When the dowager had recovered her breath she attempted, though feebly, to expostulate. The Viscount cut her short. “My mind is made up, ma’am. It is time I was thinking of settling down. I should have done all this at the outset. It may be too late: I don’t know that. But if — when — my wife returns to me we will contrive better, I hope.”
“I am sure I am the last person alive to wish to keep you out of your house,” quavered Lady Sheringham. “But I do not know why you should suppose your wife will return to you, for ten to one she has run off with another man!”
“No,” said his lordship, turning his back upon her, and staring out of the window at the bleak gardens. “That is something else I desire you will not repeat, ma’am. It is untrue.”
“You cannot know that, Anthony, my poor boy! She never cared for you! It was all vanity, and the wish of becoming a person of consequence!”
He shook his head. “She never thought of that. I didn’t know it — never stopped to think, or — or consider it, but she did care for me. Much more than I cared for her — then. But if I could only find her — I’ve racked my brains, and I can’t think where she can have gone, or to whom! She must have sought shelter with someone! Good God, ma’am, it keeps me awake at night, the fear that she may be alone, without money, or friends, or — No, no, she must be with some friend I know nothing of!”
“Very likely she went to that vulgar cousin of hers,” said his mother waspishly.
He wheeled round, rather pale. “Mrs Hoby!” he ejaculated. “How did I come to forget her? Good God, what a fool I have been! I am obliged to you, ma’am!”
He set off for town again that very day, and repaired to the Hobys’ house. A rather slatternly servant opened the door to him, when he had knocked on it for the third time, and informed him that her master and mistress were away from London. A few inquiries elicited the further information that the Hobys had left for a visit to Ireland the day following Hero’s departure from Half Moon Street. With a darkening brow, the Viscount asked if this had been a long-standing engagement. The servant thought not; they had packed up and gone in a hurry; she thought a letter had arrived which made them take this course. But when he asked if they had gone alone, or had taken a friend with them, she shook her head and replied that she couldn’t say, not having witnessed the actual departure, but she believed they had been alone.

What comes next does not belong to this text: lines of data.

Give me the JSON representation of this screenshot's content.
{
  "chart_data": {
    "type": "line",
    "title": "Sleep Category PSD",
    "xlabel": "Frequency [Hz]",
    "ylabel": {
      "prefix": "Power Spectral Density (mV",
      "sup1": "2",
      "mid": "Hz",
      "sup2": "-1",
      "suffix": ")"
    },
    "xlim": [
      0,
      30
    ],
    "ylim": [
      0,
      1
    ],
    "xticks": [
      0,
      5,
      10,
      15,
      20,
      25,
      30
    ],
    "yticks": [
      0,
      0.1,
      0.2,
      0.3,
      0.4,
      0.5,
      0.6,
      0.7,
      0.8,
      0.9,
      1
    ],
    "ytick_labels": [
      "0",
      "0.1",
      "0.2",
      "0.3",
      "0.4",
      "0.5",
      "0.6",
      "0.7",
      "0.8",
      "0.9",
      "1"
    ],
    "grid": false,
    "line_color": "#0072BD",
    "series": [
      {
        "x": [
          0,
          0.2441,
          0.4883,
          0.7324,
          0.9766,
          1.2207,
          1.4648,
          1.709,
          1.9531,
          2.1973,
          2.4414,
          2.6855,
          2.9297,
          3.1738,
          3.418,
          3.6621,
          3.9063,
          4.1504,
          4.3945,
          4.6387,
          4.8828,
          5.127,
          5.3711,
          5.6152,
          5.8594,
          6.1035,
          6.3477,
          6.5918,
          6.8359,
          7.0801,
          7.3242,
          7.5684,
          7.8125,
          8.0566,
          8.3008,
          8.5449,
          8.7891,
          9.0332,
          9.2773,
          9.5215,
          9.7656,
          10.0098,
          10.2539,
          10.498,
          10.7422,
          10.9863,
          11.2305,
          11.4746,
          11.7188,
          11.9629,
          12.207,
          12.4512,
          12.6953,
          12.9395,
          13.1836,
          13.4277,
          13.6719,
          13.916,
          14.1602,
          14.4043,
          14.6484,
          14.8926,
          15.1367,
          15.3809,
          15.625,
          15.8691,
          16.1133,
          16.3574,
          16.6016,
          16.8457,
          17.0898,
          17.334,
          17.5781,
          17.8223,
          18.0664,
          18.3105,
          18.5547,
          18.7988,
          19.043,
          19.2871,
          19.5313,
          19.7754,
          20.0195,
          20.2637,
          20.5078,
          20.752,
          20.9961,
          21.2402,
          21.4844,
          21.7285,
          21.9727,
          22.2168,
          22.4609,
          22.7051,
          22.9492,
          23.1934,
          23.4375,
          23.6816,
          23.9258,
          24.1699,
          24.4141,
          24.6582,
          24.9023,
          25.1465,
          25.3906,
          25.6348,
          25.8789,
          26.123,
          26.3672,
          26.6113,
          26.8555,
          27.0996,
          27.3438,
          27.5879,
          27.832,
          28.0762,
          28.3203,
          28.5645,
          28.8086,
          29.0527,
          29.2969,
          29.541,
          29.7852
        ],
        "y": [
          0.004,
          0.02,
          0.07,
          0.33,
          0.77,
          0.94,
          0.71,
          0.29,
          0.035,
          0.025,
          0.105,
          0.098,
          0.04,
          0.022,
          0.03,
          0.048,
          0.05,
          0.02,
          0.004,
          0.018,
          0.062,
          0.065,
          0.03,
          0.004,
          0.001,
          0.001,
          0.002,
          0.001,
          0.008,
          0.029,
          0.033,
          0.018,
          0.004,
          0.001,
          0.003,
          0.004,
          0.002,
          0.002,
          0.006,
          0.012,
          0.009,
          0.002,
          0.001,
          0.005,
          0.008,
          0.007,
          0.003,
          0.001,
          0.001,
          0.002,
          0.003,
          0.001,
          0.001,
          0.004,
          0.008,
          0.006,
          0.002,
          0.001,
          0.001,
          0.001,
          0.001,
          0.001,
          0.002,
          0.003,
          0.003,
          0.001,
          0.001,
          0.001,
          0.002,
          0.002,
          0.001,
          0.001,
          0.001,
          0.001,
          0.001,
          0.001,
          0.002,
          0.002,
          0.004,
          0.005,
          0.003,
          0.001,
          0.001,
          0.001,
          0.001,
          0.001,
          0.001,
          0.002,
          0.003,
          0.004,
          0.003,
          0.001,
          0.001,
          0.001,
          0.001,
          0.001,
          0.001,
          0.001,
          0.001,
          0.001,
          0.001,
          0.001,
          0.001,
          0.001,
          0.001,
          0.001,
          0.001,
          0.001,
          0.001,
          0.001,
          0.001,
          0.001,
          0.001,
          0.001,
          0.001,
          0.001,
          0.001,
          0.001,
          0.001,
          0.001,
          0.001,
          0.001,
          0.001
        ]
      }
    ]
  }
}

The Viscount went home to think this over. The more he thought, the more convinced he became that Hero had indeed flown to her cousin, and was now being concealed by this lady. He had never liked Theresa Hoby; her husband he barely knew, but had little hesitation in condemning as bad ton; and gradually there grew up in his breast a feeling of indignation that Hero should have fled to the very people above all others whom he most disliked. He remembered that he had forbidden her to hold any close intercourse with Mrs Hoby; remembered also that she had largely ignored this prohibition; and conveniently forgot that it had been uttered in the heat of the moment, and never seriously repeated. He began to be angry, and from picturing Hero in all manner of appalling plights passed to imagining herself amongst a set of people of whom her husband disapproved. A cynical remark let fall by his Uncle Prosper, that no doubt the minx was bent on giving him the fright of his life, took root in Sherry’s mind, and drove him to throw himself, without the slightest enjoyment, into much the same kind of excesses which were being indulged in by Lord Wrotham. There was a good deal of bravado about this, a suggestion of gritted teeth, and more than a suggestion of obstinacy; but it made Mr Ringwood pull down the corners of his mouth and shake a despondent head.
Six weeks after Hero’s disappearance, the Hobys came back to London. Sherry heard of their arrival, and grimly awaited the return of his wife. She did not come; but her cousin did — to call upon her. The Viscount received her, and ten minutes in her company were enough to convince him that she knew nothing of Hero’s whereabouts, had not the smallest notion of her being away from home, and had journeyed into Ireland for the purpose of attending her mother-in-law’s sickbed.